Apparently Miyagikyo produces whisky primarily for Nikka’s range of blends, with only a small fraction of their 2 million litre capacity being siphoned off as single malt.  The distillery, near Sendai, was initially founded with a thought to taking pressure off Nikka’s other distillery, Yoichi.  This allows Yoichi to concentrate on single malts, while Miyagikyo pumps out (mostly) blend fodder.  If this malt is any indication of what flows from the stills at Sendai, then Nikka can count itself lucky to have two aces in its hand. 

Nose:  Initial off-the-cork nose…wow!  Just wow.  A lot of great fruit.  Mango…and a few other tropicals.  Maybe a bit of raisin bringing some dark depth.  A touch of smoke swirling with the spices.  Rich, rich sherry notes.  Creamy chocolate and almond.  Paint notes hinting at some age (older casks herein, or just the result of a more temperate clime for accelerated maturation?)  Great, GREAT nose.

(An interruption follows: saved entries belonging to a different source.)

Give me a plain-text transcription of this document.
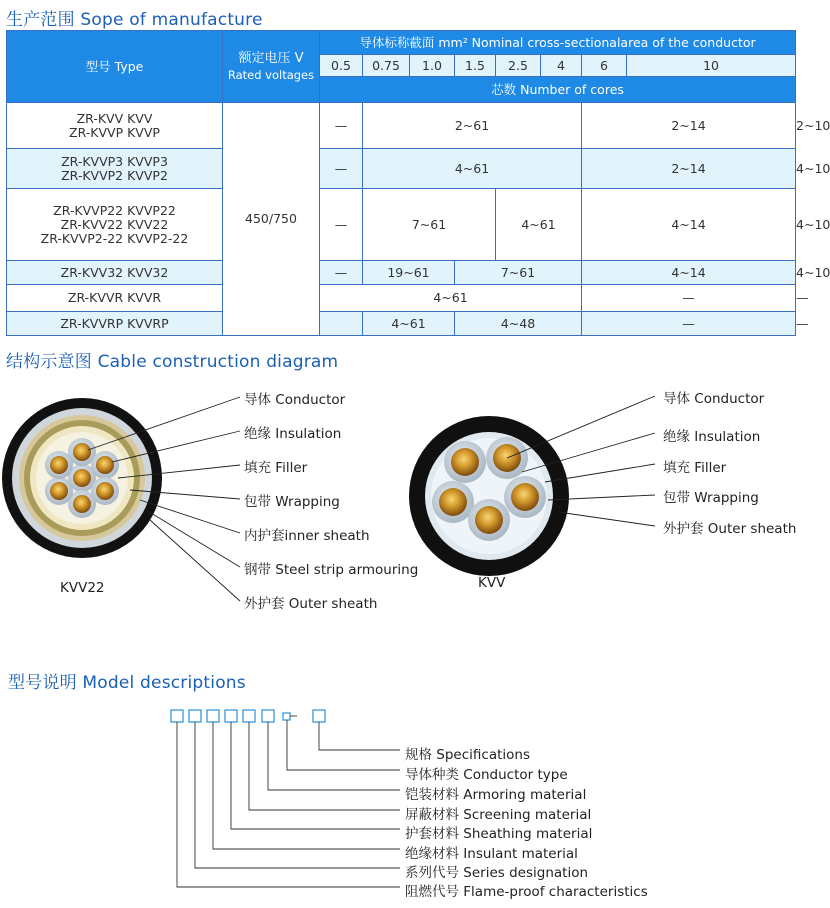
生产范围 Sope of manufacture
型号 Type	额定电压 V
Rated voltages	导体标称截面 mm² Nominal cross-sectionalarea of the conductor								
		0.5	0.75	1.0	1.5	2.5	4	6	10	
		芯数 Number of cores								

ZR-KVV KVV
ZR-KVVP KVVP	450/750	—	2~61					2~14		2~10

ZR-KVVP3 KVVP3
ZR-KVVP2 KVVP2		—	4~61					2~14		4~10

ZR-KVVP22 KVVP22
ZR-KVV22 KVV22
ZR-KVVP2-22 KVVP2-22		—	7~61			4~61		4~14		4~10
ZR-KVV32 KVV32		—	19~61		7~61			4~14		4~10
ZR-KVVR KVVR		4~61						—		—
ZR-KVVRP KVVRP			4~61		4~48			—		—
结构示意图 Cable construction diagram
导体 Conductor
绝缘 Insulation
填充 Filler
包带 Wrapping
内护套inner sheath
钢带 Steel strip armouring
外护套 Outer sheath
KVV22
导体 Conductor
绝缘 Insulation
填充 Filler
包带 Wrapping
外护套 Outer sheath
KVV
型号说明 Model descriptions
规格 Specifications
导体种类 Conductor type
铠装材料 Armoring material
屏蔽材料 Screening material
护套材料 Sheathing material
绝缘材料 Insulant material
系列代号 Series designation
阻燃代号 Flame-proof characteristics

Palate:  Dried tropical fruits.  Pineapple and mango.  Dark cherry and wet wood.  Some apple…maybe even over ripe apple.  A touch of smoke again.  Juicy sherry leads to a little bit of a tannic side.

Thoughts:  The palate is a slight disappointment compared to the beauty of the nose.  That 90.5 could maybe be a touch more…maybe a touch less.  Probably more.  After several glasses of this, I’d still like to revisit.

 

– Reviewed by:  Curt

– Photo:  Curt

Nikka Yoichi 1991 Single Cask Review

Nikka Yoichi 1991 Single Cask

Cask # 129651

63% abv

Score:  91/100

 

Neat things from the Land Of The Rising Sun.  Really neat.

This single cask bottling is a 20 y.o. 1991 vintage from Nikka’s Yoichi distillery.  Yoichi is situated on Hokkaido, Japan’s second largest and northernmost of the four principal islands.

A little about the island of Hokkaido itself before we get on to the malt in the bottle.  Hokkaido is as near as you’ll come to a Japanese sister island to Scotland.  It’s size is comparable, population in the same ballpark and climate…well…not too far off apparently.  The Yoichi distillery, being relatively coastal, benefits from a similar influence as the more seaward facing Scottish distilleries.  If you’re a believer in terroir and ambient influence, a mere sip of this malt should likely speak volumes in backing your argument.  Further, the land provides a peat-like substrate which is used in kilning the barley in order to imbibe that smoky profile we all know and love.

The Nikka website refers to the malt produced at Yoichi as ‘rich, peaty and masculine’.  Hmm…interesting.  In this day and age of broadstroke appeal and equality erasing all boundaries, somewhat of an odd marketing angle to embrace.  I’ll say no more on that subject, but I will go on record and say that I’ve now tried a couple of different whiskies from this distillery, both single malt and blends, and the results rolling off their stills are top notch.  Apparently Yoichi bottlings have also hammered some Scottish malts in blind tastings and won several world awards.  Whisky is a world stage, friends, and personally I love all of the options now available at our globetrotting palates and noses.

Yoichi 1991:

Nose:  Surprisingly smoky.  A slight ashy-ness meets peat and dark damp soil.  Kinda Laphroaig-ish actually.  Some orange and lemon with vanilla.  Tire rubber.  Pastry dough.  Syrupy.  Lovely lose.  I could happily get lost in the eddies here for quite some time.

Palate:  Huge arrival (but at 63% what else would we expect?)!  Hot and spicy.  Not quite as nice on the tastebuds as it is on the nose, but still quite sublime.  Chocolate.  Peaty and earthy.  Pears in syrup.  Very viscous (a quality I adore!).  Licorice at the back end.  Long finish, and all positive.